Abstract

To estimate the cost-effectiveness of delayed troponin testing for myocardial infarction (MI), as recommended in current guidelines, compared to troponin testing and other biomarkers at presentation. We developed a decision analytic model to estimate the cost-effectiveness of diagnostic strategies for MI, measured as the incremental cost per quality-adjusted life year (QALY) gained by each strategy compared to the next most effective alternative. The model was applied to a hypothetical population of 1000 patients attending hospital with symptoms suggesting MI but a normal or non-diagnostic electrocardiogram (ECG) and no major co-morbidities requiring hospital treatment. Sensitivity and specificity of the strategies were estimated by meta-analysis of diagnostic cohort studies of presentation troponin T. The risk of reinfarction and death (with and without treatment) was determined using data from a study by Mills et al, Lifetime QALYs were estimated from life expectancy and corresponding annual utilities. The discounted life expectancy of patients with MI and MI with reinfarction was estimated from Polanczyk et al, while the utility of patients with MI was estimated from Ward et al.
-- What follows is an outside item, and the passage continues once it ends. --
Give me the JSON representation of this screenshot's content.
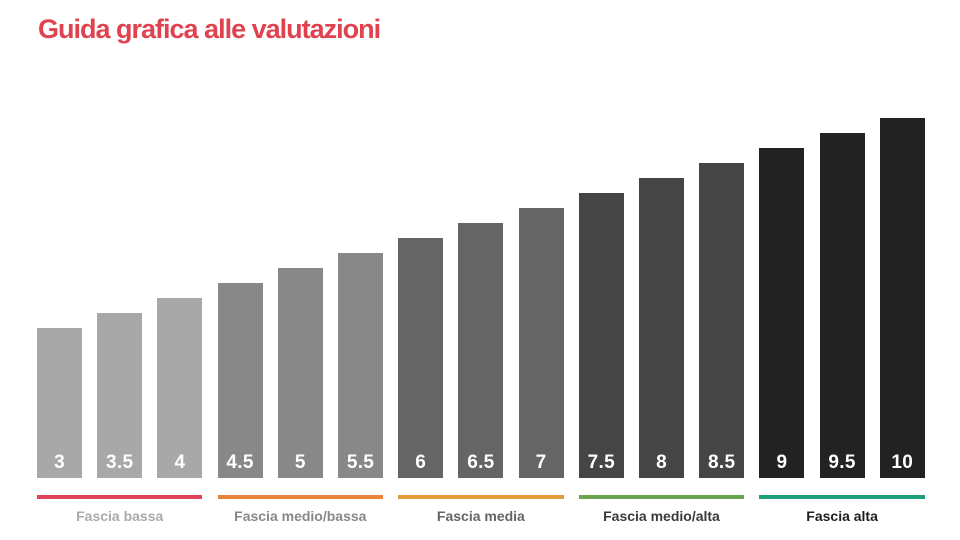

In all scenarios tested presentation high sensitivity troponin testing was the most effective strategy with an incremental cost-effectiveness ratio (ICER) below the £20,000/QALY threshold. Delayed troponin testing was only likely to be cost-effective if a discharge decision could be made as soon as a negative result was available and the £30,000/QALY threshold was used. Delayed troponin testing is unlikely to be cost-effective compared to high sensitivity troponin testing at presentation in most scenarios. Current guidelines recommending 10-12 hour troponin testing does not appear to promote cost-effective use of hospital resources, unless services are in place to allow rapid decision making once delayed test results are available.